暮らしに欠かせないものは余裕を持たせて備えるのがあるべき姿です。
ぎりぎりの生産体制では何らかの変動要因が加わるとすぐに弱さが露呈します。
今回の米騒動はその現れと言えます。
新米が流通すれば短期的な問題解決はするでしょうが、
それで安心と忘れてしまえば、いつまた米不足にさらされるかもしれません。
食料自給率は38%。今後は気候変動の影響で収量が減り、
不安定な世界情勢や円の価値が下がることで
これまでのような海外からの輸入が難しくなっていきます。
食糧安全保障を考え、国内農業を保護するために、
諸外国では多額の補助金を出して食糧生産を支えています。
逆に日本は、よほど大規模に取り組まない限り米を作っても赤字になる構造のため、
荒れ果てた休耕田が増えるばかりです。
今の日本で農業に従事する人の多くは高齢者で、
先祖代々の田んぼを自分の代で失いたくないという使命感により現場は支えられています。
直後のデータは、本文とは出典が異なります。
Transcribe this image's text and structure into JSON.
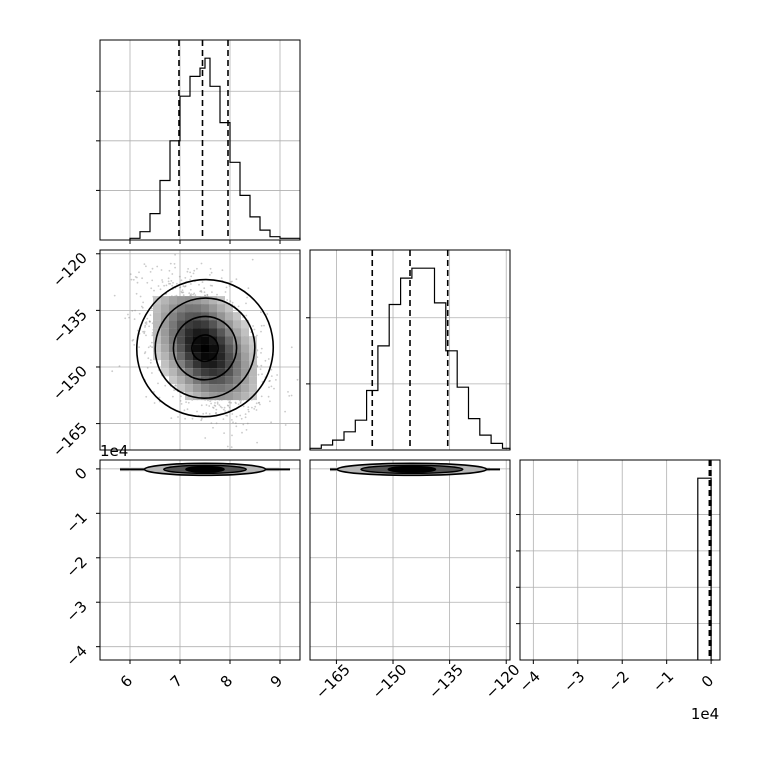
{
  "chart_data": {
    "type": "corner",
    "colors": {
      "line": "#000000",
      "grid": "#b0b0b0",
      "background": "#ffffff"
    },
    "grid": true,
    "parameters": [
      {
        "range": [
          5.4,
          9.4
        ],
        "ticks": [
          6,
          7,
          8,
          9
        ],
        "tick_labels": [
          "6",
          "7",
          "8",
          "9"
        ],
        "offset_label": ""
      },
      {
        "range": [
          -172,
          -119
        ],
        "ticks": [
          -165,
          -150,
          -135,
          -120
        ],
        "tick_labels": [
          "−165",
          "−150",
          "−135",
          "−120"
        ],
        "offset_label": ""
      },
      {
        "range": [
          -4.3,
          0.2
        ],
        "ticks": [
          -4,
          -3,
          -2,
          -1,
          0
        ],
        "tick_labels": [
          "−4",
          "−3",
          "−2",
          "−1",
          "0"
        ],
        "offset_label": "1e4"
      }
    ],
    "histograms": [
      {
        "param": 0,
        "bin_edges": [
          6.0,
          6.2,
          6.4,
          6.6,
          6.8,
          7.0,
          7.2,
          7.4,
          7.5,
          7.6,
          7.8,
          8.0,
          8.2,
          8.4,
          8.6,
          8.8,
          9.0,
          9.4
        ],
        "counts": [
          0.01,
          0.05,
          0.16,
          0.36,
          0.6,
          0.87,
          0.99,
          1.04,
          1.1,
          0.93,
          0.71,
          0.47,
          0.27,
          0.14,
          0.06,
          0.02,
          0.01
        ],
        "yticks": [
          0.3,
          0.6,
          0.9
        ],
        "quantiles": [
          6.98,
          7.45,
          7.96
        ]
      },
      {
        "param": 1,
        "bin_edges": [
          -172,
          -169,
          -166,
          -163,
          -160,
          -157,
          -154,
          -151,
          -148,
          -145,
          -142,
          -139,
          -136,
          -133,
          -130,
          -127,
          -124,
          -121,
          -119
        ],
        "counts": [
          0.01,
          0.03,
          0.06,
          0.11,
          0.18,
          0.36,
          0.63,
          0.88,
          1.04,
          1.1,
          1.1,
          0.89,
          0.6,
          0.38,
          0.19,
          0.09,
          0.04,
          0.01
        ],
        "yticks": [
          0.4,
          0.8
        ],
        "quantiles": [
          -155.5,
          -145.5,
          -135.5
        ]
      },
      {
        "param": 2,
        "bin_edges": [
          -0.3,
          0.0,
          0.05
        ],
        "counts": [
          1.0,
          0.0
        ],
        "yticks": [
          0.2,
          0.4,
          0.6,
          0.8
        ],
        "quantiles": [
          -0.04,
          -0.02,
          -0.005
        ]
      }
    ],
    "pairs": [
      {
        "x_param": 0,
        "y_param": 1,
        "center": [
          7.5,
          -145
        ],
        "spread": [
          0.55,
          9
        ],
        "correlation": -0.4
      },
      {
        "x_param": 0,
        "y_param": 2,
        "center": [
          7.5,
          -0.01
        ],
        "spread": [
          0.55,
          0.04
        ],
        "correlation": 0.0
      },
      {
        "x_param": 1,
        "y_param": 2,
        "center": [
          -145,
          -0.01
        ],
        "spread": [
          9,
          0.04
        ],
        "correlation": 0.0
      }
    ]
  }
}
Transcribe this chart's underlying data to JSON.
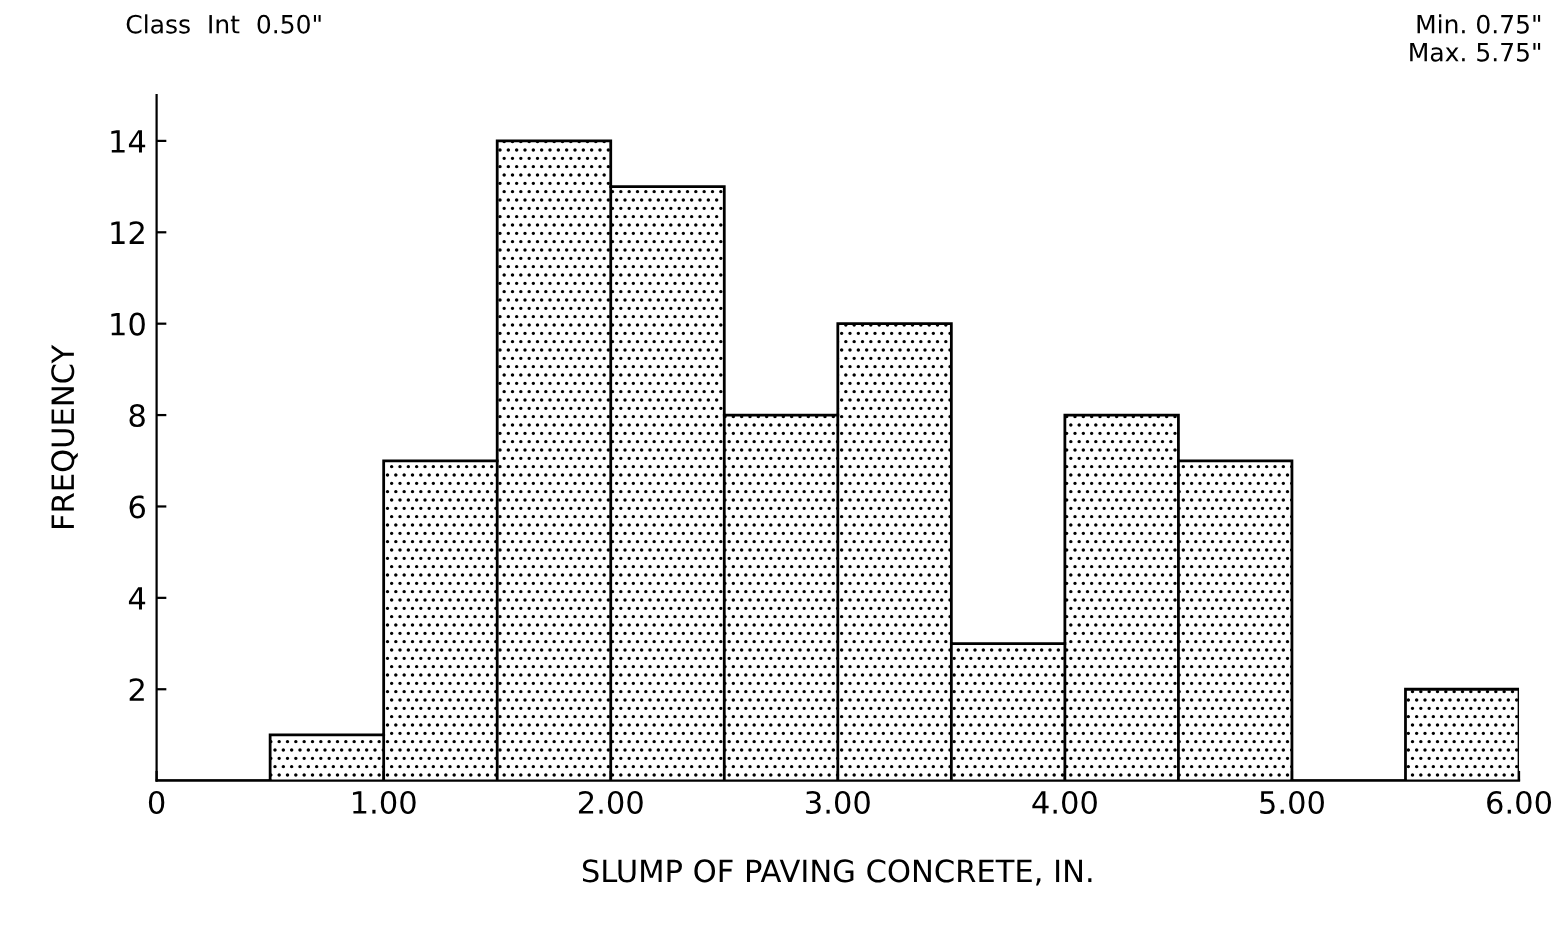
{
  "chart_data": {
    "type": "histogram",
    "xlabel": "SLUMP OF PAVING CONCRETE, IN.",
    "ylabel": "FREQUENCY",
    "bins": [
      0,
      0.5,
      1,
      1.5,
      2,
      2.5,
      3,
      3.5,
      4,
      4.5,
      5,
      5.5,
      6
    ],
    "values": [
      0,
      1,
      7,
      14,
      13,
      8,
      10,
      3,
      8,
      7,
      0,
      2
    ],
    "color": "#000000",
    "xlim": [
      0,
      6
    ],
    "xticks": [
      {
        "value": 0,
        "label": "0"
      },
      {
        "value": 1,
        "label": "1.00"
      },
      {
        "value": 2,
        "label": "2.00"
      },
      {
        "value": 3,
        "label": "3.00"
      },
      {
        "value": 4,
        "label": "4.00"
      },
      {
        "value": 5,
        "label": "5.00"
      },
      {
        "value": 6,
        "label": "6.00"
      }
    ],
    "ylim": [
      0,
      15
    ],
    "yticks": [
      2,
      4,
      6,
      8,
      10,
      12,
      14
    ],
    "annotations": [
      "Class  Int  0.50\"",
      "Min. 0.75\"\nMax. 5.75\""
    ]
  }
}
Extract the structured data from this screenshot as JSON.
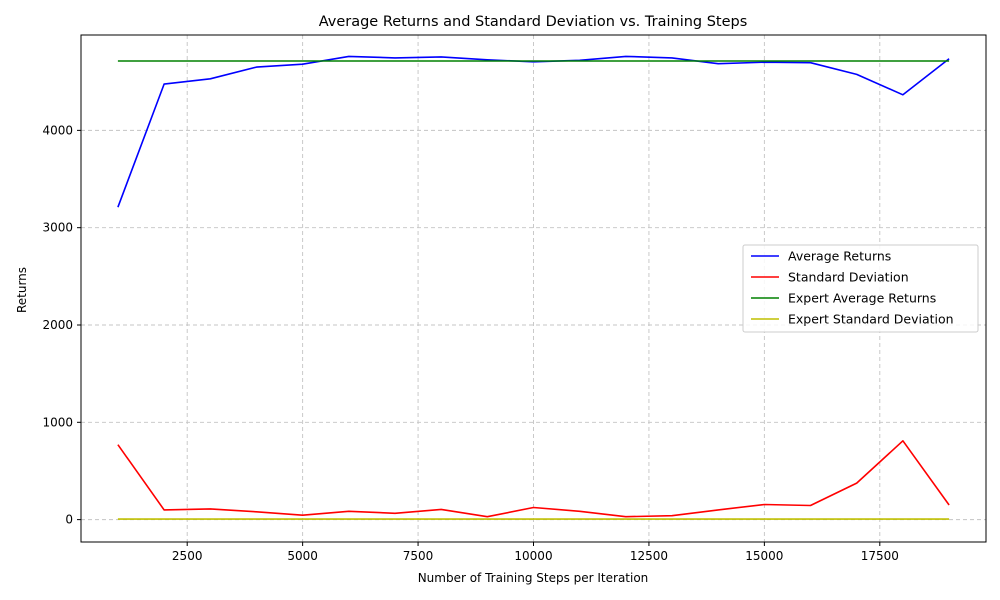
{
  "chart_data": {
    "type": "line",
    "title": "Average Returns and Standard Deviation vs. Training Steps",
    "xlabel": "Number of Training Steps per Iteration",
    "ylabel": "Returns",
    "xlim": [
      200,
      19800
    ],
    "ylim": [
      -230,
      4980
    ],
    "x_ticks": [
      2500,
      5000,
      7500,
      10000,
      12500,
      15000,
      17500
    ],
    "y_ticks": [
      0,
      1000,
      2000,
      3000,
      4000
    ],
    "grid": true,
    "legend_position": "center-right",
    "x": [
      1000,
      2000,
      3000,
      4000,
      5000,
      6000,
      7000,
      8000,
      9000,
      10000,
      11000,
      12000,
      13000,
      14000,
      15000,
      16000,
      17000,
      18000,
      19000
    ],
    "series": [
      {
        "name": "Average Returns",
        "color": "#0000ff",
        "values": [
          3210,
          4475,
          4530,
          4650,
          4680,
          4760,
          4745,
          4755,
          4725,
          4705,
          4720,
          4760,
          4745,
          4685,
          4700,
          4695,
          4575,
          4365,
          4735
        ]
      },
      {
        "name": "Standard Deviation",
        "color": "#ff0000",
        "values": [
          770,
          100,
          110,
          80,
          45,
          85,
          65,
          105,
          30,
          125,
          85,
          30,
          40,
          100,
          155,
          145,
          375,
          810,
          150
        ]
      },
      {
        "name": "Expert Average Returns",
        "color": "#008000",
        "values": [
          4713,
          4713,
          4713,
          4713,
          4713,
          4713,
          4713,
          4713,
          4713,
          4713,
          4713,
          4713,
          4713,
          4713,
          4713,
          4713,
          4713,
          4713,
          4713
        ]
      },
      {
        "name": "Expert Standard Deviation",
        "color": "#bfbf00",
        "values": [
          5,
          5,
          5,
          5,
          5,
          5,
          5,
          5,
          5,
          5,
          5,
          5,
          5,
          5,
          5,
          5,
          5,
          5,
          5
        ]
      }
    ]
  }
}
近い将来、生産人口が激減したとき、私たちは今回のようにおろおろするしかないのでしょうか。
この米騒動の折にも困らなかった消費者がいました。
生産者から直接または共同購入の仕組みで長期契約をしてお米を買っていた人たちや
昔ながらの地元のお米屋さんからいつも買っていた人たちです。
年間予約などで購入される量があらかじめはっきりしていれば
農家は減反に踊らされることなく安心してお米を作ることができます。
買い手は、その田んぼが自然災害などをこうむらない限りは、
確実にお米を手に入れることができます。
このように消費者が生産者を直に支える関係を作ることは、国の農政の失敗に振り回されず、
国内農業を守り、自分の食を守るための一つの解です。
応援したいと思う農家さんと仲良くなってそこからお米を買うか、
信頼のできる地域のお米屋さんや、
農業を支える意思を持っている共同購入事業者から買うことを考えてみられてはいかがでしょうか。
(げの字)
<今週のコラムニスト>
ペンネーム:げの字
環境市民の設立3年目からの会員で、かつて事務局スタッフとして広報や環境教育を担当。
「全国有機農業の集い2019 in 琵琶湖」の事務局を務めた。
農村部に引きこもり田んぼと畑をつくった経験あり。